What a stupendous meditation on creativity, power and predation this film is! And Cate Blanchett is sublime as Lydia Tár, the stratospherically sucessful composer-conductor whose personal and professional world comes crashing down just as she is about to scale the final peak.
Tár
Director: Todd Field
Starring: Cate Blanchett, Noémie Merlant, Nina Hoss, Sophie Kauer, Julian Glover, Allan Corduner, Mark Strong
Running time: 158 minutes
Storyline: The ground begins to crumble beneath the feet of a successful composer-conductor at the peak of her career
The movie opens with a phonescreen showing a series of cynical texts. We see Lydia waiting at the wings at the New Yorker Festival. Her assistant, Francesca (Noémie Merlant), hands her water and pills and Lydia calms herself down with a series of tics to go on stage for an interview with Adam Gopnik (playing himself).
At the interview, we hear of Lydia’s achievements including being the first woman conductor of the Berlin Philharmonic and for being an EGOT — having won an Emmy, Grammy, Oscar and Tony. We see Lydia confident in her achievements and talents with a live recording of Mahler’s Fifth Symphony and the publication of her memoir, Tár on Tár, being further feathers in an already crowded cap.
Her lecture at the Juilliard School is a masterclass in music appreciation and the pitfalls of deconstruction (“The problem with enrolling yourself as an ultrasonic epistemic dissident is that if Bach’s talent can be reduced to his gender, birth country, religion, sexuality, and so on, then so can yours..”)
In between blind auditions for a cellist and figuring out the cover photo for the Symphony, Lydia realises Petra (Mila Bogojevic) an adopted child she is bringing up with her wife, Sharon (Nina Hoss) is unhappy and withdrawn.
There is also the matter of Krista Taylor (Sylvia Flote) a former member of the fellowship programme Lydia runs with investment banker, Eliot Kaplan (Mark Strong) for upcoming female conductors.
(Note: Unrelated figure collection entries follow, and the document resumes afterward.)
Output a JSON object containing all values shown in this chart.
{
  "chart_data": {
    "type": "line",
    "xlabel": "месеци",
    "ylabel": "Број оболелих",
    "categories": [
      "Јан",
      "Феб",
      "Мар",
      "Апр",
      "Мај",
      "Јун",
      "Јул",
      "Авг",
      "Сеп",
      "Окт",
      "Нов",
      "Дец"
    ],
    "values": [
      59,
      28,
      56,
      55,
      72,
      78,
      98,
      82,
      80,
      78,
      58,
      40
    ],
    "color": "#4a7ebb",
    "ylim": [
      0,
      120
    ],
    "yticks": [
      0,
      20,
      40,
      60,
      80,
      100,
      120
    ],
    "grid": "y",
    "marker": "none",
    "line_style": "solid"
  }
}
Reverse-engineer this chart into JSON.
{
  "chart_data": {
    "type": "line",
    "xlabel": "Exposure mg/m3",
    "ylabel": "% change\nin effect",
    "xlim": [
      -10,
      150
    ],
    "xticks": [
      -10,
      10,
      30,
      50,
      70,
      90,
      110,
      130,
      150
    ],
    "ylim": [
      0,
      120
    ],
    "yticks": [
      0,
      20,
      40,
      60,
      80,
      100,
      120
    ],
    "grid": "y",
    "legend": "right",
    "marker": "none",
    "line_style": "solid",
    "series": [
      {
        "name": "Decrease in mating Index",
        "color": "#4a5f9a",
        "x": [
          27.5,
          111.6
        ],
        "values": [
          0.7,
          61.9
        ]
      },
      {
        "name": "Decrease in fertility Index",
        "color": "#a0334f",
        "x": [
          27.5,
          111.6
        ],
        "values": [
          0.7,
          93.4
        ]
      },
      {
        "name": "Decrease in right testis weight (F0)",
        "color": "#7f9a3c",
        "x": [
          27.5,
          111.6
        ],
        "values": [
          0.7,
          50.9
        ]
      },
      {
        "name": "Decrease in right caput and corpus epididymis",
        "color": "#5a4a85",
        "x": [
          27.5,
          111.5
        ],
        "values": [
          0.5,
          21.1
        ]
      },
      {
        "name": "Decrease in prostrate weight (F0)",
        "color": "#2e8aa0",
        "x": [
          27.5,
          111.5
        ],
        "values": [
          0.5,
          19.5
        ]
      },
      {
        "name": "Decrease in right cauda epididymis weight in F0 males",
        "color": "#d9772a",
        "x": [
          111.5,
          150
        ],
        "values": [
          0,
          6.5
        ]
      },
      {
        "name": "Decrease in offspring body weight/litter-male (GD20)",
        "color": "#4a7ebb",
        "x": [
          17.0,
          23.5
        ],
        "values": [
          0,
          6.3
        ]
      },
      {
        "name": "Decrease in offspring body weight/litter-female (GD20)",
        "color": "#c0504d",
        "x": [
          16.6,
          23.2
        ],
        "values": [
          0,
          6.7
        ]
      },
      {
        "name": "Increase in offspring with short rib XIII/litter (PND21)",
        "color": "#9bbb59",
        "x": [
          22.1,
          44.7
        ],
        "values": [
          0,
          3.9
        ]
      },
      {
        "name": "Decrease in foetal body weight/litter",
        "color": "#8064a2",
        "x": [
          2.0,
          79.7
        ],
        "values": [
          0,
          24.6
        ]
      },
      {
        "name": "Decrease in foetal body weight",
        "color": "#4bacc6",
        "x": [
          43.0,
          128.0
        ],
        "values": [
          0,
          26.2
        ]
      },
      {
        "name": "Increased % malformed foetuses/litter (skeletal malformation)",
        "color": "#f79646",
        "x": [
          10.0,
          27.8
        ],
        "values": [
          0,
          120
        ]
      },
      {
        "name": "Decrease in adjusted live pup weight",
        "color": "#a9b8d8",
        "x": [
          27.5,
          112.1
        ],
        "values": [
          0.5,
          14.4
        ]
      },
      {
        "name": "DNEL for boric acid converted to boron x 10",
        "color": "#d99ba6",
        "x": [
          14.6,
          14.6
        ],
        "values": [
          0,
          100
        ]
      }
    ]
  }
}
The deeper we are drawn into Lydia’s life, the more we see of her brilliance and her abuse of power. She is attracted to Olga (Sophie Kauer) and manipulates results so that she is chosen at the audition. Did she encourage Krista and Francesca, which resulted in the permanent damage to both the young women?
There are no easy answers for Lydia’s behaviour or choices; if there is one thing we learn, it is that genius is also finally only human. If Tár had been the story of a male conductor, a maestro, it would have hit the expected notes of unfettered genius with flashing eyes and floating hair riding roughshod over everything and everyone.
By being about a woman, who despite her choice of trouser suits, is not aspiring to be a man in a man’s world, Tár forces us to think about what we are seeing on-screen. Like Blanchett said in an interview, the film is a, “meditation on power, and power is genderless.”
We look on in awestruck wonder as Lydia’s world falls apart — her neighbours asking for her practice times so as not to frighten potential flat buyers with the “noise” hits the pinnacle of tragi-comedy.
Despite looking at #MeToo and cancel culture (Lydia’s derisive, “the architect of your soul appears to be social media” is on point) there is a timelessness to Tár. The incredibly long takes at the interview and the masterclass are breathtaking in their dreaminess. The crew credits run at the beginning of the film instead of at end, and the selective subtitling of German dialogue renders us rather off-kilter.
Up for six Oscars, Tár is an unflinching look at the absolute corruption of absolute power as well as the healing might of music. Lydia has it right when she says, “It is always the question that involves the listener, it’s never the answer.”